Coastlines will be threatened by rising sea levels; fragile ecosystems such as coral reefs and mangrove wetlands will be at risk. There’s likely to be an increase in land degradation and loss. Flooding is tipped to increase and tropical cyclones are likely to intensify. Taken as a whole the impacts will be overwhelmingly detrimental, even devastating for already vulnerable communities. Villagers on small island Pacific states are in the firing line of climate change.
But so are the residents of many of the Asian mega cities, such as Jakarta, or countries like Bangladesh where even a modest rise in sea-levels could permanently displace tens of millions of people. Already on the edge, living on minuscule incomes, lacking many of the things we take for granted like clean water, education or access to good quality healthcare, vulnerable lives are going to become ever more so.

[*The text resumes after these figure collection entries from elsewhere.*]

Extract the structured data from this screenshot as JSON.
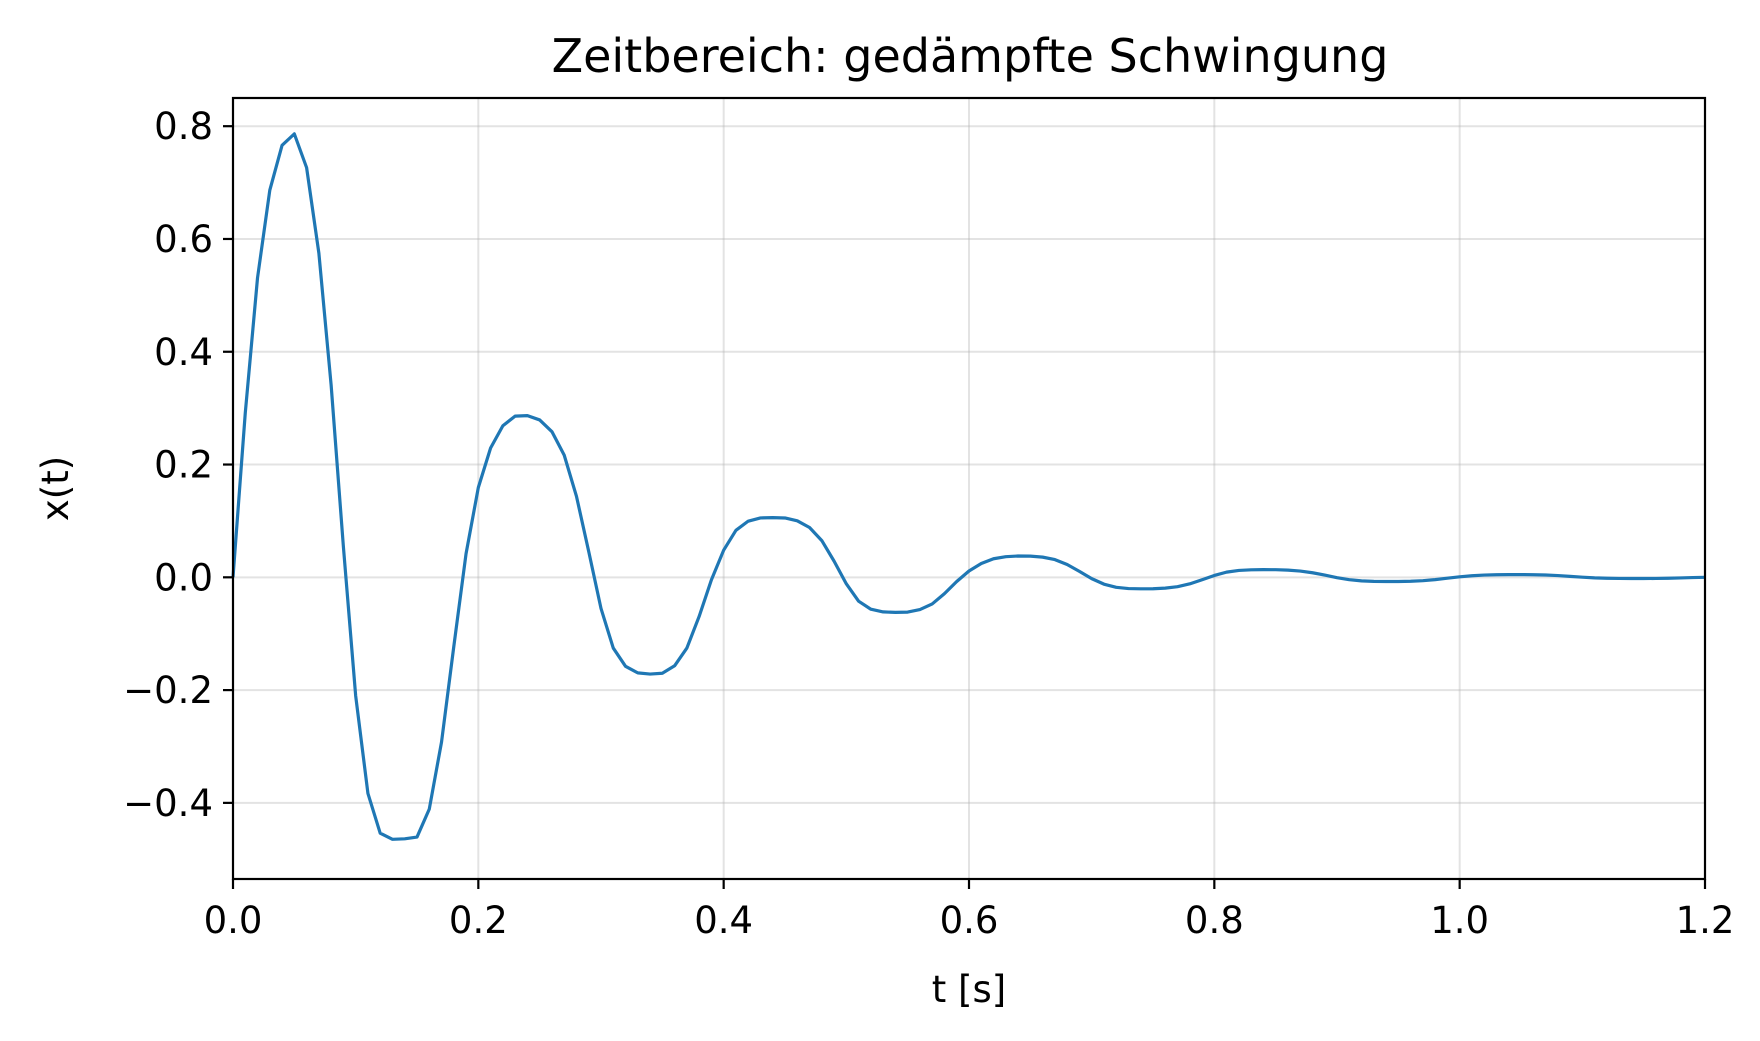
{
  "chart_data": {
    "type": "line",
    "title": "Zeitbereich: gedämpfte Schwingung",
    "xlabel": "t [s]",
    "ylabel": "x(t)",
    "xlim": [
      0.0,
      1.2
    ],
    "ylim": [
      -0.535,
      0.85
    ],
    "xticks": [
      0.0,
      0.2,
      0.4,
      0.6,
      0.8,
      1.0,
      1.2
    ],
    "xtick_labels": [
      "0.0",
      "0.2",
      "0.4",
      "0.6",
      "0.8",
      "1.0",
      "1.2"
    ],
    "yticks": [
      -0.4,
      -0.2,
      0.0,
      0.2,
      0.4,
      0.6,
      0.8
    ],
    "ytick_labels": [
      "−0.4",
      "−0.2",
      "0.0",
      "0.2",
      "0.4",
      "0.6",
      "0.8"
    ],
    "grid": true,
    "series_color": "#1f77b4",
    "series": [
      {
        "x": [
          0.0,
          0.01,
          0.02,
          0.03,
          0.04,
          0.05,
          0.06,
          0.07,
          0.08,
          0.09,
          0.1,
          0.11,
          0.12,
          0.13,
          0.14,
          0.15,
          0.16,
          0.17,
          0.18,
          0.19,
          0.2,
          0.21,
          0.22,
          0.23,
          0.24,
          0.25,
          0.26,
          0.27,
          0.28,
          0.29,
          0.3,
          0.31,
          0.32,
          0.33,
          0.34,
          0.35,
          0.36,
          0.37,
          0.38,
          0.39,
          0.4,
          0.41,
          0.42,
          0.43,
          0.44,
          0.45,
          0.46,
          0.47,
          0.48,
          0.49,
          0.5,
          0.51,
          0.52,
          0.53,
          0.54,
          0.55,
          0.56,
          0.57,
          0.58,
          0.59,
          0.6,
          0.61,
          0.62,
          0.63,
          0.64,
          0.65,
          0.66,
          0.67,
          0.68,
          0.69,
          0.7,
          0.71,
          0.72,
          0.73,
          0.74,
          0.75,
          0.76,
          0.77,
          0.78,
          0.79,
          0.8,
          0.81,
          0.82,
          0.83,
          0.84,
          0.85,
          0.86,
          0.87,
          0.88,
          0.89,
          0.9,
          0.91,
          0.92,
          0.93,
          0.94,
          0.95,
          0.96,
          0.97,
          0.98,
          0.99,
          1.0,
          1.01,
          1.02,
          1.03,
          1.04,
          1.05,
          1.06,
          1.07,
          1.08,
          1.09,
          1.1,
          1.11,
          1.12,
          1.13,
          1.14,
          1.15,
          1.16,
          1.17,
          1.18,
          1.19,
          1.2
        ],
        "y": [
          0.0,
          0.2913,
          0.5311,
          0.6865,
          0.7661,
          0.7864,
          0.7265,
          0.5749,
          0.3409,
          0.0541,
          -0.2101,
          -0.3833,
          -0.4537,
          -0.4646,
          -0.4637,
          -0.4606,
          -0.4111,
          -0.2921,
          -0.1227,
          0.0421,
          0.1593,
          0.2293,
          0.2688,
          0.2859,
          0.2868,
          0.2791,
          0.2583,
          0.2167,
          0.1436,
          0.0457,
          -0.0552,
          -0.1255,
          -0.1578,
          -0.1695,
          -0.1716,
          -0.1701,
          -0.1569,
          -0.1254,
          -0.0694,
          -0.0046,
          0.0481,
          0.0834,
          0.0996,
          0.1053,
          0.1058,
          0.1052,
          0.1002,
          0.0883,
          0.0651,
          0.0287,
          -0.0116,
          -0.0424,
          -0.0566,
          -0.0613,
          -0.0622,
          -0.0617,
          -0.0572,
          -0.0472,
          -0.0289,
          -0.0074,
          0.0112,
          0.0245,
          0.0329,
          0.0366,
          0.0378,
          0.0376,
          0.0358,
          0.0314,
          0.0227,
          0.0106,
          -0.0023,
          -0.0121,
          -0.0177,
          -0.0199,
          -0.0204,
          -0.0203,
          -0.0192,
          -0.0166,
          -0.0116,
          -0.0043,
          0.0033,
          0.0092,
          0.0122,
          0.0133,
          0.0136,
          0.0135,
          0.0128,
          0.0111,
          0.0081,
          0.0039,
          -0.0006,
          -0.0042,
          -0.0063,
          -0.0072,
          -0.0074,
          -0.0074,
          -0.007,
          -0.006,
          -0.0041,
          -0.0016,
          0.0009,
          0.0028,
          0.004,
          0.0046,
          0.0048,
          0.0048,
          0.0046,
          0.0041,
          0.0031,
          0.0017,
          0.0002,
          -0.001,
          -0.0017,
          -0.002,
          -0.0021,
          -0.0021,
          -0.002,
          -0.0017,
          -0.0011,
          -0.0004,
          0.0
        ]
      }
    ]
  }
}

Being concerned about the plight of vulnerable communities affected by climate change is not just a moral question for Australians, important though that is. Don’t forget most of Australia’s exports go to countries in the Asia-Pacific region. A decline in living standards in Asia and the Pacific will result in a decline in living standards of Australians.
So what are the solutions? The Commonwealth Government should listen carefully to the findings of the Stern Review and set even more ambitious targets to reduce the nation’s greenhouse gas emissions.
The Stern report makes clear that the cost of action now will be dwarfed by the longer term cost of inaction. And the implications of inaction will be enormous for all Australians - including aid agencies compelled to respond to more and worsening natural disasters.
The choice is simple - invest more now in reducing greenhouses gases or pay a fantastical price in a decade or so. All Australian companies and organisations - including my own - need to act now within their spheres of influence to prevent climate chaos and promote sustainable development and growth.
The critical factor in all this however is visionary and decisive leadership from governments. Vision requires thinking and acting beyond three-year electoral cycles to provide global solutions to a global problem. Decisive means demonstrating the leadership and political will to take what may be hard decisions for our generation for the benefit of future generations.
Australia is a regional economic powerhouse and has a responsibility to assist its poorer neighbours to tackle climate change. Greater investment is needed from aid agencies to help vulnerable communities prepare for the likely increase in natural disasters such as flooding. Our overseas aid program should foster greater use of renewable and more efficient energy sources in developing countries. Furthermore, Australia’s immigration program should be reviewed to look at ways it could support communities displaced by some of the worst effects of climate change.
The world is faced with an unprecedented threat. And it’s the world’s poor, including those in our region, who will suffer the most. Australia must respond with regional initiatives that go beyond its borders.